Graphically, the game looks very pretty. You can zoom in and out to inspect your civilization – even from all the way up in space, which is a neat little feature. The game is presented in a relatively simple planetary scale, which makes it very easy to track the progress of your people. There are all kinds of weather effects present in this game that really add to the experience, such as little drops of water appearing on your screen when it rains, and lightning going off in-between the clouds. No complaints here.
Moving onto this game’s music, I have to say that it just as good as I expected. There is no pompous orchestra music and such – instead we get a soundtrack that is pleasant to listen to, doesn’t get repetitive and greatly elevates the atmosphere of the game to new heights.

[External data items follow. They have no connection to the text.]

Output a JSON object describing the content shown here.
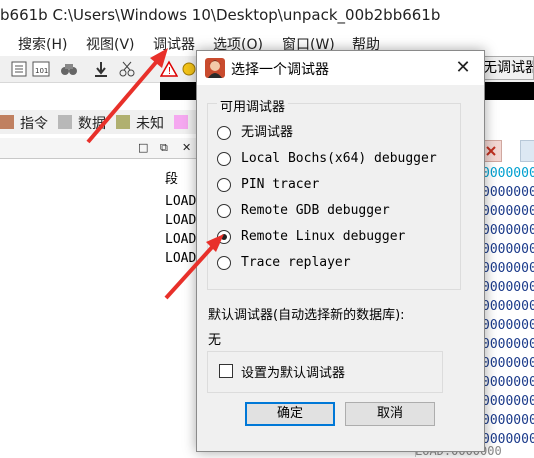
{
  "window": {
    "title": "b661b C:\\Users\\Windows 10\\Desktop\\unpack_00b2bb661b"
  },
  "menu": [
    "搜索(H)",
    "视图(V)",
    "调试器",
    "选项(O)",
    "窗口(W)",
    "帮助"
  ],
  "toolbar_right_button": "无调试器",
  "legend": [
    {
      "label": "指令",
      "color": "#c08060"
    },
    {
      "label": "数据",
      "color": "#b8b8b8"
    },
    {
      "label": "未知",
      "color": "#b0b070"
    },
    {
      "label": "",
      "color": "#f5a8f0"
    }
  ],
  "pane_controls": [
    "□",
    "⧉",
    "✕"
  ],
  "segment_column": {
    "header": "段",
    "rows": [
      "LOAD",
      "LOAD",
      "LOAD",
      "LOAD"
    ]
  },
  "hex_rows": [
    "0000000",
    "0000000",
    "0000000",
    "0000000",
    "0000000",
    "0000000",
    "0000000",
    "0000000",
    "0000000",
    "0000000",
    "0000000",
    "0000000",
    "0000000",
    "0000000",
    "0000000"
  ],
  "hex_tail": "LOAD:0000000",
  "dialog": {
    "title": "选择一个调试器",
    "group_label": "可用调试器",
    "options": [
      {
        "label": "无调试器",
        "selected": false
      },
      {
        "label": "Local Bochs(x64) debugger",
        "selected": false
      },
      {
        "label": "PIN tracer",
        "selected": false
      },
      {
        "label": "Remote GDB debugger",
        "selected": false
      },
      {
        "label": "Remote Linux debugger",
        "selected": true
      },
      {
        "label": "Trace replayer",
        "selected": false
      }
    ],
    "default_label": "默认调试器(自动选择新的数据库):",
    "default_value": "无",
    "set_default_label": "设置为默认调试器",
    "set_default_checked": false,
    "ok_label": "确定",
    "cancel_label": "取消"
  },
  "colors": {
    "annotation_arrow": "#e8302a",
    "ok_border": "#0078d7"
  }
}
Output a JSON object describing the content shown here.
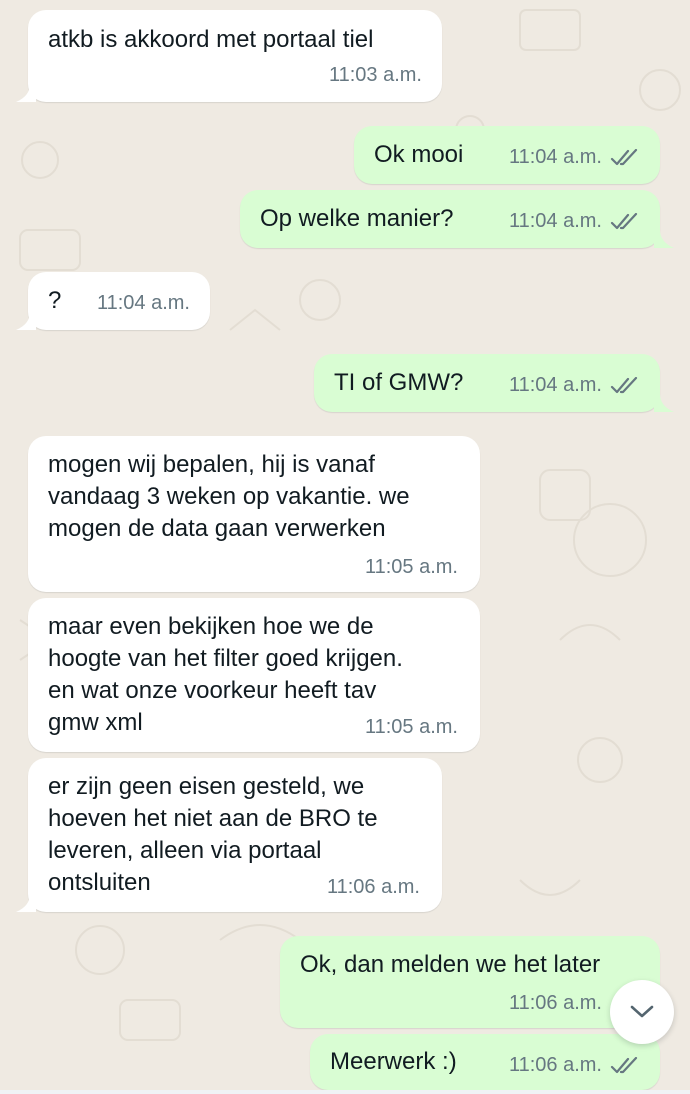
{
  "colors": {
    "chat_background": "#efeae2",
    "incoming_bubble": "#ffffff",
    "outgoing_bubble": "#d9fdd3",
    "meta_text": "#667781",
    "message_text": "#111b21"
  },
  "messages": [
    {
      "direction": "incoming",
      "text": "atkb is akkoord met portaal tiel",
      "time": "11:03 a.m."
    },
    {
      "direction": "outgoing",
      "text": "Ok mooi",
      "time": "11:04 a.m.",
      "status_icon": "double-check-icon"
    },
    {
      "direction": "outgoing",
      "text": "Op welke manier?",
      "time": "11:04 a.m.",
      "status_icon": "double-check-icon"
    },
    {
      "direction": "incoming",
      "text": "?",
      "time": "11:04 a.m."
    },
    {
      "direction": "outgoing",
      "text": "TI of GMW?",
      "time": "11:04 a.m.",
      "status_icon": "double-check-icon"
    },
    {
      "direction": "incoming",
      "lines": [
        "mogen wij bepalen, hij is vanaf",
        "vandaag 3 weken op vakantie. we",
        "mogen de data gaan verwerken"
      ],
      "time": "11:05 a.m."
    },
    {
      "direction": "incoming",
      "lines": [
        "maar even bekijken hoe we de",
        "hoogte van het filter goed krijgen.",
        "en wat onze voorkeur heeft tav",
        "gmw xml"
      ],
      "time": "11:05 a.m."
    },
    {
      "direction": "incoming",
      "lines": [
        "er zijn geen eisen gesteld, we",
        "hoeven het niet aan de BRO te",
        "leveren, alleen via portaal",
        "ontsluiten"
      ],
      "time": "11:06 a.m."
    },
    {
      "direction": "outgoing",
      "text": "Ok, dan melden we het later",
      "time": "11:06 a.m."
    },
    {
      "direction": "outgoing",
      "text": "Meerwerk :)",
      "time": "11:06 a.m.",
      "status_icon": "double-check-icon"
    }
  ],
  "scroll_button_icon": "chevron-down-icon"
}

Onto the negatives. The game is a tad bit too easy at the moment. You will fail plenty of times, but more often than not it will be because you stumbled somewhere at the start. Choose a nice, warm starting region with plenty of trees and water, resolve the food problem, and you’re basically all set. Keep at it, and your civilization of Nuggets will grow just by researching new things and building more structures. There is not much that can hinder your progress for too long.
One bug that I found quite frustrating was that once I reached a Nugget population of 70, the game stopped saving my progress, and once I returned to the game, I was baffled to find all my save files deleted. I would be lying if I said I wasn’t at least a little bit mad.
On the other hand, The Universim is quite well optimized. I encountered no performance issues during my time with the game, even with the highest graphical settings. The framerate was steady and didn’t hinder the gameplay.
Each new season will bring its own benefits, as well as hardships.
When everything runs perfectly, The Universim is a fantastic example of a God Game done right. The population develops and grows before our very eyes as we admire the fruits of our labor, just like a craftsman when he creates something beautiful. On the other hand, the Early Access side certainly makes itself known to the player, and a plethora of bugs and unfinished content weight the game down. If you’re on the fence regarding this game, then I recommend you wait a few months, because currently there really isn’t THAT much to do.